Se flétrir c'est, pour une fleur, perdre les couleurs de la vie. La dépossession de ses pouvoirs essentiels est pour un être humain une flétrissure. Il existe heureusement un moyen de prévenir cette flétrissure: le dialogue. Puisque le transfert de pouvoir vers l'expert est inévitable, faisons au moins en sorte qu'il demeure partiel, ce qui suppose le dialogue, l'échange d'égal à égal. Quoi de plus attristant pour un être humain, en principe autonome, que de consommer des médicaments qui lui font plus de mal que de bien, tout simplement parce qu'il se croit obligé d'obéir à un médecin auquel il n'a jamais osé dire ce qu'il pensait ou sentait? Le médecin doit de son côté, par le dialogue, par l'entretien d'égal à égal, aider son interlocuteur, je ne dis pas son patient, à conserver ses pouvoirs essentiels ou à les retrouver. Puisque l'équivalent du mot empowerment n'existe pas en français2 – et peut-être est-ce là une bonne chose – nous dirons qu'il faut aider la personne fragilisée à conserver ses couleurs, lesquelles sont le signe de ses pouvoirs. On ne peut pas redonner à un être vivant les pouvoirs qu'il a perdus; seule la résilience peut le faire. Ce qu'on appelle empowerment risque fort dans ces conditions de se réduire à l'ajout d'une prothèse et de conduire à une aliénation plus grande encore, à substituer aux pouvoirs essentiels des augmentations (enhancements) extérieures. Pour éviter ce piège, il nous faut entourer notre être intérieur de soins analogues à ceux dont les plantes les plus fragiles ont besoin. Nous sommes des êtres vivants. Si nous ne trouvons pas en nous-mêmes les ressources requises pour consoler un proche dans le malheur, ce n'est pas nécessairement parce que nous avons à jamais perdu notre humanité. Ce peut être parce que nous souffrons d'une usure nerveuse et affective, résultat d'un surcroît de travail et de stress dans un milieu urbain où la machine impose constamment sa présence et son rythme. Comme des études récentes viennent encore de le démontrer, certains milieux urbains mettent le psychisme humain à rude épreuve.

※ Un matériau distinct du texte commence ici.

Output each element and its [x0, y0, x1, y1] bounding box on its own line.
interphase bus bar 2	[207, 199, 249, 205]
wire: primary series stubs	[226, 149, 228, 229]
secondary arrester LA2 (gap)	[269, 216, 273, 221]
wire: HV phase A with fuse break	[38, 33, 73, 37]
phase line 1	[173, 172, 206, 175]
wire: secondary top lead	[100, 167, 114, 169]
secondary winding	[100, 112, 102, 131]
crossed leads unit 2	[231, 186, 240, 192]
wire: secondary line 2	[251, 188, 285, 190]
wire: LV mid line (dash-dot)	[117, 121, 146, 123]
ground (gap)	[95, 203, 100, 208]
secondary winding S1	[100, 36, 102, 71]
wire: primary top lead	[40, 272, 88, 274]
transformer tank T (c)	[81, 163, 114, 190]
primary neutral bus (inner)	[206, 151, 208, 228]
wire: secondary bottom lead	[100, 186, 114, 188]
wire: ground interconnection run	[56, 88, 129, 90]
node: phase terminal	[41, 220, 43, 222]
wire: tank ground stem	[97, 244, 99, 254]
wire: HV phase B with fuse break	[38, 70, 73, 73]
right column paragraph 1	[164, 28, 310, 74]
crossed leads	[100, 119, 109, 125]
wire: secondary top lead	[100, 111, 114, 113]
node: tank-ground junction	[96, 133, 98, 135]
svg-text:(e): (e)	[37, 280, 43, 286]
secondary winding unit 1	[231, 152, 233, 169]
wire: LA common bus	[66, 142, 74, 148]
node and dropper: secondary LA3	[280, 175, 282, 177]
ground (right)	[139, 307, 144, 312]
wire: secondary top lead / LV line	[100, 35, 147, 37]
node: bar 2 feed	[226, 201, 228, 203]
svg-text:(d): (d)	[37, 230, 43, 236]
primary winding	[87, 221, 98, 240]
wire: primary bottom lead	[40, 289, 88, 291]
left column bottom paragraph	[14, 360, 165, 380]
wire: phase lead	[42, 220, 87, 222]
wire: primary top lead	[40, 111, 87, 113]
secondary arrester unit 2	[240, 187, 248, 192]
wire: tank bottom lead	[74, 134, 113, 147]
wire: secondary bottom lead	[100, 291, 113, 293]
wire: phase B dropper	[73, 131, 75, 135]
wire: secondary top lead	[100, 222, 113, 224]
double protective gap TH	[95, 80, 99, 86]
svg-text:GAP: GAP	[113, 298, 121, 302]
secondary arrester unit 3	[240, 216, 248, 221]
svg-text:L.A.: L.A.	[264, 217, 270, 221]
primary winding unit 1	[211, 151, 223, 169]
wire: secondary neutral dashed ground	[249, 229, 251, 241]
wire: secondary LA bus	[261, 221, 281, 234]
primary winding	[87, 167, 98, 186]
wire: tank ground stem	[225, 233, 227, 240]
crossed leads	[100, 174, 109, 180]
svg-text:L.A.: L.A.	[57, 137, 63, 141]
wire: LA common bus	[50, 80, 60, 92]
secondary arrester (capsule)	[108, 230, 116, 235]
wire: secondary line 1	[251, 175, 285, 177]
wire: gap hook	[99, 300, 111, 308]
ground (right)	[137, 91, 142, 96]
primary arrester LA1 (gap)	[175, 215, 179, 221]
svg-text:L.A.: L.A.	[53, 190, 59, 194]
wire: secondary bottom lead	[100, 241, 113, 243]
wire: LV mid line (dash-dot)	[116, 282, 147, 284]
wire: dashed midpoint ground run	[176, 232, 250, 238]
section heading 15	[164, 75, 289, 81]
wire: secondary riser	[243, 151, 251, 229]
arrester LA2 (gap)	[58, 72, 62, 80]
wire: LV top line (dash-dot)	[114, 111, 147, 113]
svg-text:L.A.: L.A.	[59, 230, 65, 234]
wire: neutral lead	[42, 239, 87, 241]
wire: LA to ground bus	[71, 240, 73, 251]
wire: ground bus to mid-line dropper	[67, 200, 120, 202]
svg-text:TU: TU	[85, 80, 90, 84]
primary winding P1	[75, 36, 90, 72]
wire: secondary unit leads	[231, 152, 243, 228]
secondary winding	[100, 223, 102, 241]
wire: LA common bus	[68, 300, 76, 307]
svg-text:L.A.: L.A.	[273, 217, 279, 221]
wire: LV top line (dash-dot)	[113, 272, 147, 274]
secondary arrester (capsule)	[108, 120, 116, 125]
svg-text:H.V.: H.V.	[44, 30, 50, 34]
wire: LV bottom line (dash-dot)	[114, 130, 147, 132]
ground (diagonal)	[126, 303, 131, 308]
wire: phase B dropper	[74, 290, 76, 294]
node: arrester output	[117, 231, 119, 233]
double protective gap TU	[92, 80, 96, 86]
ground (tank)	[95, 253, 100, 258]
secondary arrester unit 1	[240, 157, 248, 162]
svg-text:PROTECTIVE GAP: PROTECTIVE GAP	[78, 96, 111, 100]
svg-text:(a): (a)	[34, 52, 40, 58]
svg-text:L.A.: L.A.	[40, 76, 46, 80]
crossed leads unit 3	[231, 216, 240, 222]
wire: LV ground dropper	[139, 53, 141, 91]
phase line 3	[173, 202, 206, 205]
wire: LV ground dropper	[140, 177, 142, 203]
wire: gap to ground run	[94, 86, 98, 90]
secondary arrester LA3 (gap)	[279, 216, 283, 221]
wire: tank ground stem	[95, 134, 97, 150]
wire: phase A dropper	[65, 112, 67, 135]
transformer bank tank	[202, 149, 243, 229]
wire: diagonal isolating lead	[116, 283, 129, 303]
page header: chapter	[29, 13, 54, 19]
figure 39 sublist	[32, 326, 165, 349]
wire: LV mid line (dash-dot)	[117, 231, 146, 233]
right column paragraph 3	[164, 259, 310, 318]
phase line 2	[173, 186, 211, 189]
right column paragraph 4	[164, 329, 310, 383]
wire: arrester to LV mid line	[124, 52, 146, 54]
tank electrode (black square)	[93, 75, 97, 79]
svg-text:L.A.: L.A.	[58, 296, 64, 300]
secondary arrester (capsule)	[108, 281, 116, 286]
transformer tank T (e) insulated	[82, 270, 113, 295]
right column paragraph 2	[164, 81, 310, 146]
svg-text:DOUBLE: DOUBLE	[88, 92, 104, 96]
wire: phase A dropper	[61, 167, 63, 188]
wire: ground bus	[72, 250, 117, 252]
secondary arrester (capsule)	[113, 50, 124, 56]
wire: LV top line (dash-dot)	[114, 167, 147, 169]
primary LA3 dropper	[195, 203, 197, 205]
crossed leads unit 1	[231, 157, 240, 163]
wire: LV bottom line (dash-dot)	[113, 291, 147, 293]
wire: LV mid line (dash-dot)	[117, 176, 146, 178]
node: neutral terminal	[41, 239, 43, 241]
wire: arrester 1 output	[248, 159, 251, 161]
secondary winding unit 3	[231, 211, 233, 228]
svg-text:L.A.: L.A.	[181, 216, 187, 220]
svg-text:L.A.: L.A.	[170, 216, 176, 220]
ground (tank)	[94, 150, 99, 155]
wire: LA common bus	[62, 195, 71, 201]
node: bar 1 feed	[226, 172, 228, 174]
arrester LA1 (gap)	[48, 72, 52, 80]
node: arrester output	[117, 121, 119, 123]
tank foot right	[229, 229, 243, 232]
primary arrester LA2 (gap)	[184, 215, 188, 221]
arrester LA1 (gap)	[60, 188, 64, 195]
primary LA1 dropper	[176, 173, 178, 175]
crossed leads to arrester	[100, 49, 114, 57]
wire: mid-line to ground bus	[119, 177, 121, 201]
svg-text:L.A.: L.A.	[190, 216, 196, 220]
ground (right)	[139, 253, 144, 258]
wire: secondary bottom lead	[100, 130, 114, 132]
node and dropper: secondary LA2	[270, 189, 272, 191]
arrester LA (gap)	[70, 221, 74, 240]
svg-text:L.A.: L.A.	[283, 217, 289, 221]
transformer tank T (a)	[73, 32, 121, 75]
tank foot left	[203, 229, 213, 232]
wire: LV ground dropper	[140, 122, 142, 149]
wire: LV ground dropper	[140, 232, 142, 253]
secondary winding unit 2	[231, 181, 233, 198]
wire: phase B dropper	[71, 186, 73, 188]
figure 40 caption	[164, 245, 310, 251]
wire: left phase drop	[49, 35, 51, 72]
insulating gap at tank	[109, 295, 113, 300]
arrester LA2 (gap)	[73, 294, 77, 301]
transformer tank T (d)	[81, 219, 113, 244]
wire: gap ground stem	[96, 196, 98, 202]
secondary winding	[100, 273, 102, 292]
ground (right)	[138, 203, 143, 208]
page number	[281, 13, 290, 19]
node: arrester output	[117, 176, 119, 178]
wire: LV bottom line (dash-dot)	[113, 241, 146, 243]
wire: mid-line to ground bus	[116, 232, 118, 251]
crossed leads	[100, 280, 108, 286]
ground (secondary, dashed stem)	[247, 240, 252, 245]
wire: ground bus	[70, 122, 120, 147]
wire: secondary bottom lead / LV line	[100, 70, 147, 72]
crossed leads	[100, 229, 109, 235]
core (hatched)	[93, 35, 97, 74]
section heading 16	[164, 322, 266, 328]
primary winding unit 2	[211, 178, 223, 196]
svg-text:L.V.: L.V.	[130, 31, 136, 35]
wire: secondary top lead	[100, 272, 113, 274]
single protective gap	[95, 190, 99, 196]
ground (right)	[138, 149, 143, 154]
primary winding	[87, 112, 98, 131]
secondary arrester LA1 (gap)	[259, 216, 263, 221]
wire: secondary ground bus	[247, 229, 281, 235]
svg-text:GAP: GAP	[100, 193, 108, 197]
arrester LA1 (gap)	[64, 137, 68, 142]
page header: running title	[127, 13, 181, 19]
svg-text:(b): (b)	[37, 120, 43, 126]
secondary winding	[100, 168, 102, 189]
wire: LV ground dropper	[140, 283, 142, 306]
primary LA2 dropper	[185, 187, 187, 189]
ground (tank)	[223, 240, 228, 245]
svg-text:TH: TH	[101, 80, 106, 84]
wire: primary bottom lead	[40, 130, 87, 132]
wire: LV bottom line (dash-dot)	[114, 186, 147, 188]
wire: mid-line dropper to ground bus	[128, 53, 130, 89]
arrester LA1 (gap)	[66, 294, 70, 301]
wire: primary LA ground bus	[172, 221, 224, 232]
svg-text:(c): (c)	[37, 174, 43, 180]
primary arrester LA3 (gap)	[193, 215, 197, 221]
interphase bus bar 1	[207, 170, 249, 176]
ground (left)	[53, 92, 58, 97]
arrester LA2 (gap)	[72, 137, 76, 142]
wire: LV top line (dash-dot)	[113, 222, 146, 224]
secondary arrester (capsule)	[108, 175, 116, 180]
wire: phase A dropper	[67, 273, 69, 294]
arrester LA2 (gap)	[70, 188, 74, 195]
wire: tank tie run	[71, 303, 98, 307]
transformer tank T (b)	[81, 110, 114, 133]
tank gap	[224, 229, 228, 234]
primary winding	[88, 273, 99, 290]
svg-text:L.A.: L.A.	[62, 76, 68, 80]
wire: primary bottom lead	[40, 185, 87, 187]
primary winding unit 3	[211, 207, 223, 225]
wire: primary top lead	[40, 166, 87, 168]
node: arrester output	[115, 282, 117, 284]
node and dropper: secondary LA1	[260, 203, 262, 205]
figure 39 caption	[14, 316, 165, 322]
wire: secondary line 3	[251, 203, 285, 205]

1-Ivan IIich, l'auteur qui a le plus contribué à la réflexion sur le sujet qui nous intéresse ici, ne serait sans doute pas de cet avis. Il voit un lien, une suite logique entre la dépossession de pouvoirs élementaires, que nous considérons comme secondaires ici et la dépossession de pouvoirs que nous estimons essentiels. On commence par cesser de marcher, la voiture se chargeant de cette fonction et on finit par ne plus pouvoir consoler un proche dans le malheur. Voir Ivan Illich, Oeuvres complètes, Vol 1, Fayard, Paris 2003.
2-On utilise parfois le mot savant autonomisation.